If Microsoft had a chance - an argument which might have actually turned a few heads at the Court before it was rejected - it was with the idea that the evolution of technology mandates that some functionality be blended with the operating system. Both the OS and media players are evolving, Microsoft contended, so why shouldn't it be the company's business to evolve those components together?
The court actually conceded that IT technology as a whole can be seen as evolutionary along a unified track, and that from an economic standpoint, that technology as a whole can be perceived as a unified product, for some purposes of academic argument. Microsoft might have even won this argument...if it didn't produce Windows Embedded. You see, that version of the operating system also evolves, though it doesn't have Media Player in it. Instead, there's something else which helps the embedded OS work with the video component of ATM machines. If a version of Windows can exist without a media player...it doesn't require a media player for its identity.
Point 4: Microsoft can't monitor itself
There are 1,373 points-of-fact paragraphs in the Court's final decision, and we've only covered just a few highlights here. Based on what we've excerpted, you might think Microsoft walked away from this appeal with nothing. In fact, it did win one argument - one which does have implications for the case going forward:
The 2004 EC ruling stated Microsoft must set up an independent trustee to monitor its conduct and compliance with EC rulings - and handle the bill for that trustee from its own pocket. But the Court found the Commission was not given the right under EU law to delegate its own authority for investigating Microsoft's conduct, to a third party. The EC must set up such a trustee, if one is to be set up at all, and the EC must accept the expense.
"Microsoft makes clear that it has no objection to an independent monitoring trustee advising the Commission on technical questions," the Court wrote. "However, the Commission ought to have appointed its own expert for that purpose."

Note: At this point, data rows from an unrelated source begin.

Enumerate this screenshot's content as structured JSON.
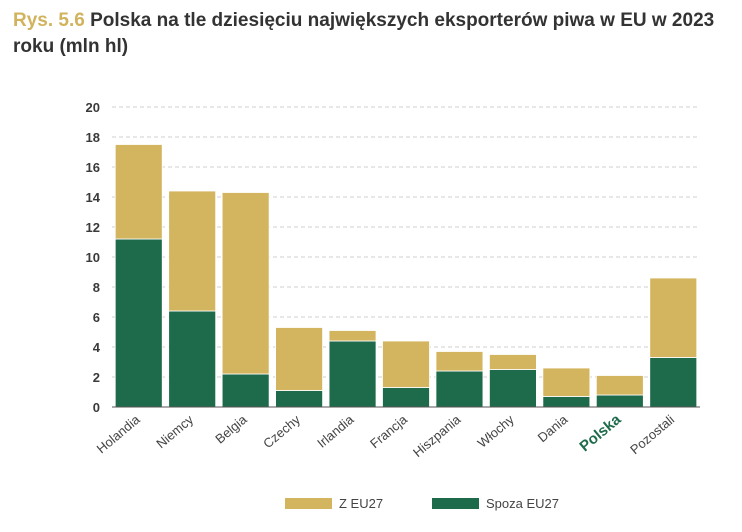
{
  "header": {
    "prefix": "Rys. 5.6",
    "title": "Polska na tle dziesięciu największych eksporterów piwa w EU w 2023 roku (mln hl)"
  },
  "chart_data": {
    "type": "bar",
    "stacked": true,
    "categories": [
      "Holandia",
      "Niemcy",
      "Belgia",
      "Czechy",
      "Irlandia",
      "Francja",
      "Hiszpania",
      "Włochy",
      "Dania",
      "Polska",
      "Pozostali"
    ],
    "highlight_category": "Polska",
    "series": [
      {
        "name": "Spoza EU27",
        "color": "#1e6b4b",
        "values": [
          11.2,
          6.4,
          2.2,
          1.1,
          4.4,
          1.3,
          2.4,
          2.5,
          0.7,
          0.8,
          3.3
        ]
      },
      {
        "name": "Z EU27",
        "color": "#d4b55f",
        "values": [
          6.3,
          8.0,
          12.1,
          4.2,
          0.7,
          3.1,
          1.3,
          1.0,
          1.9,
          1.3,
          5.3
        ]
      }
    ],
    "ylim": [
      0,
      20
    ],
    "yticks": [
      0,
      2,
      4,
      6,
      8,
      10,
      12,
      14,
      16,
      18,
      20
    ],
    "grid": true,
    "legend_position": "bottom",
    "legend_order": [
      "Z EU27",
      "Spoza EU27"
    ]
  }
}
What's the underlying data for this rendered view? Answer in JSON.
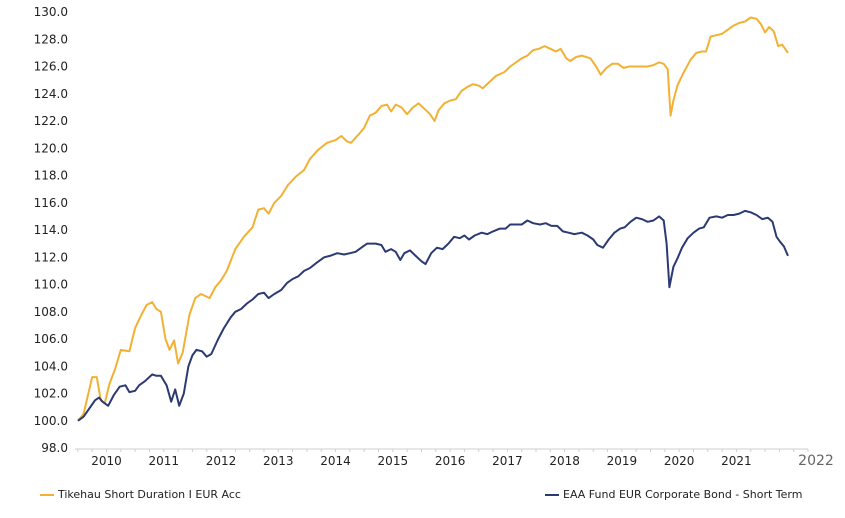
{
  "chart_data": {
    "type": "line",
    "title": "",
    "xlabel": "",
    "ylabel": "",
    "ylim": [
      98.0,
      130.0
    ],
    "yticks": [
      "98.0",
      "100.0",
      "102.0",
      "104.0",
      "106.0",
      "108.0",
      "110.0",
      "112.0",
      "114.0",
      "116.0",
      "118.0",
      "120.0",
      "122.0",
      "124.0",
      "126.0",
      "128.0",
      "130.0"
    ],
    "x_range": [
      2009.2,
      2022.0
    ],
    "x_tick_labels": [
      "2010",
      "2011",
      "2012",
      "2013",
      "2014",
      "2015",
      "2016",
      "2017",
      "2018",
      "2019",
      "2020",
      "2021",
      "2022"
    ],
    "grid": false,
    "legend_position": "bottom",
    "series": [
      {
        "name": "Tikehau Short Duration I EUR Acc",
        "color": "#F2B134",
        "points": [
          [
            2009.25,
            100.0
          ],
          [
            2009.35,
            100.5
          ],
          [
            2009.45,
            102.3
          ],
          [
            2009.5,
            103.2
          ],
          [
            2009.58,
            103.2
          ],
          [
            2009.65,
            101.5
          ],
          [
            2009.72,
            101.3
          ],
          [
            2009.8,
            102.7
          ],
          [
            2009.9,
            103.8
          ],
          [
            2010.0,
            105.2
          ],
          [
            2010.15,
            105.1
          ],
          [
            2010.25,
            106.8
          ],
          [
            2010.35,
            107.7
          ],
          [
            2010.45,
            108.5
          ],
          [
            2010.55,
            108.7
          ],
          [
            2010.62,
            108.2
          ],
          [
            2010.7,
            108.0
          ],
          [
            2010.78,
            106.0
          ],
          [
            2010.85,
            105.2
          ],
          [
            2010.93,
            105.9
          ],
          [
            2011.0,
            104.2
          ],
          [
            2011.08,
            105.0
          ],
          [
            2011.2,
            107.8
          ],
          [
            2011.3,
            109.0
          ],
          [
            2011.4,
            109.3
          ],
          [
            2011.55,
            109.0
          ],
          [
            2011.65,
            109.8
          ],
          [
            2011.75,
            110.3
          ],
          [
            2011.85,
            111.0
          ],
          [
            2012.0,
            112.6
          ],
          [
            2012.15,
            113.5
          ],
          [
            2012.3,
            114.2
          ],
          [
            2012.4,
            115.5
          ],
          [
            2012.5,
            115.6
          ],
          [
            2012.58,
            115.2
          ],
          [
            2012.68,
            116.0
          ],
          [
            2012.8,
            116.5
          ],
          [
            2012.92,
            117.3
          ],
          [
            2013.05,
            117.9
          ],
          [
            2013.2,
            118.4
          ],
          [
            2013.3,
            119.2
          ],
          [
            2013.45,
            119.9
          ],
          [
            2013.6,
            120.4
          ],
          [
            2013.75,
            120.6
          ],
          [
            2013.85,
            120.9
          ],
          [
            2013.95,
            120.5
          ],
          [
            2014.02,
            120.4
          ],
          [
            2014.15,
            121.0
          ],
          [
            2014.25,
            121.5
          ],
          [
            2014.35,
            122.4
          ],
          [
            2014.45,
            122.6
          ],
          [
            2014.55,
            123.1
          ],
          [
            2014.65,
            123.2
          ],
          [
            2014.72,
            122.7
          ],
          [
            2014.8,
            123.2
          ],
          [
            2014.9,
            123.0
          ],
          [
            2015.0,
            122.5
          ],
          [
            2015.1,
            123.0
          ],
          [
            2015.2,
            123.3
          ],
          [
            2015.3,
            122.9
          ],
          [
            2015.4,
            122.5
          ],
          [
            2015.48,
            122.0
          ],
          [
            2015.55,
            122.8
          ],
          [
            2015.65,
            123.3
          ],
          [
            2015.75,
            123.5
          ],
          [
            2015.85,
            123.6
          ],
          [
            2015.95,
            124.2
          ],
          [
            2016.05,
            124.5
          ],
          [
            2016.15,
            124.7
          ],
          [
            2016.25,
            124.6
          ],
          [
            2016.32,
            124.4
          ],
          [
            2016.42,
            124.8
          ],
          [
            2016.55,
            125.3
          ],
          [
            2016.7,
            125.6
          ],
          [
            2016.8,
            126.0
          ],
          [
            2016.9,
            126.3
          ],
          [
            2017.0,
            126.6
          ],
          [
            2017.1,
            126.8
          ],
          [
            2017.2,
            127.2
          ],
          [
            2017.3,
            127.3
          ],
          [
            2017.4,
            127.5
          ],
          [
            2017.5,
            127.3
          ],
          [
            2017.6,
            127.1
          ],
          [
            2017.68,
            127.3
          ],
          [
            2017.78,
            126.6
          ],
          [
            2017.85,
            126.4
          ],
          [
            2017.95,
            126.7
          ],
          [
            2018.05,
            126.8
          ],
          [
            2018.2,
            126.6
          ],
          [
            2018.3,
            126.0
          ],
          [
            2018.38,
            125.4
          ],
          [
            2018.48,
            125.9
          ],
          [
            2018.58,
            126.2
          ],
          [
            2018.68,
            126.2
          ],
          [
            2018.78,
            125.9
          ],
          [
            2018.88,
            126.0
          ],
          [
            2019.0,
            126.0
          ],
          [
            2019.1,
            126.0
          ],
          [
            2019.2,
            126.0
          ],
          [
            2019.3,
            126.1
          ],
          [
            2019.4,
            126.3
          ],
          [
            2019.48,
            126.2
          ],
          [
            2019.55,
            125.8
          ],
          [
            2019.6,
            122.4
          ],
          [
            2019.65,
            123.5
          ],
          [
            2019.72,
            124.6
          ],
          [
            2019.82,
            125.5
          ],
          [
            2019.95,
            126.5
          ],
          [
            2020.05,
            127.0
          ],
          [
            2020.15,
            127.1
          ],
          [
            2020.22,
            127.1
          ],
          [
            2020.3,
            128.2
          ],
          [
            2020.4,
            128.3
          ],
          [
            2020.5,
            128.4
          ],
          [
            2020.6,
            128.7
          ],
          [
            2020.7,
            129.0
          ],
          [
            2020.8,
            129.2
          ],
          [
            2020.9,
            129.3
          ],
          [
            2021.0,
            129.6
          ],
          [
            2021.1,
            129.5
          ],
          [
            2021.18,
            129.1
          ],
          [
            2021.25,
            128.5
          ],
          [
            2021.32,
            128.9
          ],
          [
            2021.4,
            128.6
          ],
          [
            2021.48,
            127.5
          ],
          [
            2021.55,
            127.6
          ],
          [
            2021.65,
            127.0
          ]
        ]
      },
      {
        "name": "EAA Fund EUR Corporate Bond - Short Term",
        "color": "#2B3A73",
        "points": [
          [
            2009.25,
            100.0
          ],
          [
            2009.35,
            100.3
          ],
          [
            2009.45,
            100.9
          ],
          [
            2009.55,
            101.5
          ],
          [
            2009.62,
            101.7
          ],
          [
            2009.68,
            101.4
          ],
          [
            2009.78,
            101.1
          ],
          [
            2009.88,
            101.9
          ],
          [
            2009.98,
            102.5
          ],
          [
            2010.08,
            102.6
          ],
          [
            2010.15,
            102.1
          ],
          [
            2010.25,
            102.2
          ],
          [
            2010.32,
            102.6
          ],
          [
            2010.42,
            102.9
          ],
          [
            2010.55,
            103.4
          ],
          [
            2010.62,
            103.3
          ],
          [
            2010.7,
            103.3
          ],
          [
            2010.8,
            102.6
          ],
          [
            2010.88,
            101.4
          ],
          [
            2010.95,
            102.3
          ],
          [
            2011.02,
            101.1
          ],
          [
            2011.1,
            102.0
          ],
          [
            2011.18,
            104.0
          ],
          [
            2011.25,
            104.8
          ],
          [
            2011.32,
            105.2
          ],
          [
            2011.42,
            105.1
          ],
          [
            2011.5,
            104.7
          ],
          [
            2011.58,
            104.9
          ],
          [
            2011.7,
            106.0
          ],
          [
            2011.8,
            106.8
          ],
          [
            2011.92,
            107.6
          ],
          [
            2012.0,
            108.0
          ],
          [
            2012.1,
            108.2
          ],
          [
            2012.2,
            108.6
          ],
          [
            2012.3,
            108.9
          ],
          [
            2012.4,
            109.3
          ],
          [
            2012.5,
            109.4
          ],
          [
            2012.58,
            109.0
          ],
          [
            2012.68,
            109.3
          ],
          [
            2012.8,
            109.6
          ],
          [
            2012.9,
            110.1
          ],
          [
            2013.0,
            110.4
          ],
          [
            2013.1,
            110.6
          ],
          [
            2013.2,
            111.0
          ],
          [
            2013.3,
            111.2
          ],
          [
            2013.42,
            111.6
          ],
          [
            2013.55,
            112.0
          ],
          [
            2013.65,
            112.1
          ],
          [
            2013.78,
            112.3
          ],
          [
            2013.9,
            112.2
          ],
          [
            2014.0,
            112.3
          ],
          [
            2014.1,
            112.4
          ],
          [
            2014.2,
            112.7
          ],
          [
            2014.3,
            113.0
          ],
          [
            2014.45,
            113.0
          ],
          [
            2014.55,
            112.9
          ],
          [
            2014.62,
            112.4
          ],
          [
            2014.72,
            112.6
          ],
          [
            2014.8,
            112.4
          ],
          [
            2014.88,
            111.8
          ],
          [
            2014.95,
            112.3
          ],
          [
            2015.05,
            112.5
          ],
          [
            2015.15,
            112.1
          ],
          [
            2015.25,
            111.7
          ],
          [
            2015.32,
            111.5
          ],
          [
            2015.42,
            112.3
          ],
          [
            2015.52,
            112.7
          ],
          [
            2015.62,
            112.6
          ],
          [
            2015.72,
            113.0
          ],
          [
            2015.82,
            113.5
          ],
          [
            2015.92,
            113.4
          ],
          [
            2016.0,
            113.6
          ],
          [
            2016.08,
            113.3
          ],
          [
            2016.18,
            113.6
          ],
          [
            2016.3,
            113.8
          ],
          [
            2016.4,
            113.7
          ],
          [
            2016.5,
            113.9
          ],
          [
            2016.62,
            114.1
          ],
          [
            2016.72,
            114.1
          ],
          [
            2016.8,
            114.4
          ],
          [
            2016.9,
            114.4
          ],
          [
            2017.0,
            114.4
          ],
          [
            2017.1,
            114.7
          ],
          [
            2017.2,
            114.5
          ],
          [
            2017.32,
            114.4
          ],
          [
            2017.42,
            114.5
          ],
          [
            2017.52,
            114.3
          ],
          [
            2017.62,
            114.3
          ],
          [
            2017.72,
            113.9
          ],
          [
            2017.82,
            113.8
          ],
          [
            2017.92,
            113.7
          ],
          [
            2018.05,
            113.8
          ],
          [
            2018.15,
            113.6
          ],
          [
            2018.25,
            113.3
          ],
          [
            2018.32,
            112.9
          ],
          [
            2018.42,
            112.7
          ],
          [
            2018.52,
            113.3
          ],
          [
            2018.62,
            113.8
          ],
          [
            2018.72,
            114.1
          ],
          [
            2018.8,
            114.2
          ],
          [
            2018.9,
            114.6
          ],
          [
            2019.0,
            114.9
          ],
          [
            2019.1,
            114.8
          ],
          [
            2019.2,
            114.6
          ],
          [
            2019.3,
            114.7
          ],
          [
            2019.4,
            115.0
          ],
          [
            2019.48,
            114.7
          ],
          [
            2019.53,
            113.0
          ],
          [
            2019.58,
            109.8
          ],
          [
            2019.65,
            111.3
          ],
          [
            2019.72,
            111.9
          ],
          [
            2019.8,
            112.7
          ],
          [
            2019.9,
            113.4
          ],
          [
            2020.0,
            113.8
          ],
          [
            2020.1,
            114.1
          ],
          [
            2020.18,
            114.2
          ],
          [
            2020.28,
            114.9
          ],
          [
            2020.4,
            115.0
          ],
          [
            2020.5,
            114.9
          ],
          [
            2020.6,
            115.1
          ],
          [
            2020.7,
            115.1
          ],
          [
            2020.8,
            115.2
          ],
          [
            2020.9,
            115.4
          ],
          [
            2021.0,
            115.3
          ],
          [
            2021.1,
            115.1
          ],
          [
            2021.2,
            114.8
          ],
          [
            2021.3,
            114.9
          ],
          [
            2021.38,
            114.6
          ],
          [
            2021.45,
            113.5
          ],
          [
            2021.52,
            113.1
          ],
          [
            2021.58,
            112.8
          ],
          [
            2021.65,
            112.1
          ]
        ]
      }
    ]
  }
}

In fact, the EC did hire an independent monitor to handle Microsoft's compliance with its 2005 Statement of Objections, so appointing one for the long-term should not have been out of the question. But perhaps more importantly, in light of EC commissioners' statements prior to the ruling implying that, with victory in hand, it might seek to order a breakup of the company, this slap on the wrist from the Court could serve as an indication that Microsoft isn't the only party whose conduct is being monitored here.
The Court ruled: "The Commission has no authority...to compel Microsoft to grant to an independent monitoring trustee powers which the Commission is not itself authorised to confer on a third party." It warned that if the EC is to appoint such a trustee, that it must be an independent one and not someone carrying out the authority of the EC. Further, the trustee must limit himself to technical issues and limited points of conduct. This may have the effect of limiting the EC's ability to penalize Microsoft beyond the ability to impose fines and mandate conduct remedies, as well as revoke its licenses to do business in member states.
But it is a loss nonetheless, which Microsoft will now have to find some way to live with. Technology evolves, most certainly. But so does the law. From now on, Microsoft will have to learn how to treat the law like a customer: with respect, dignity, and with regard for the fact that, in the end, it's always right.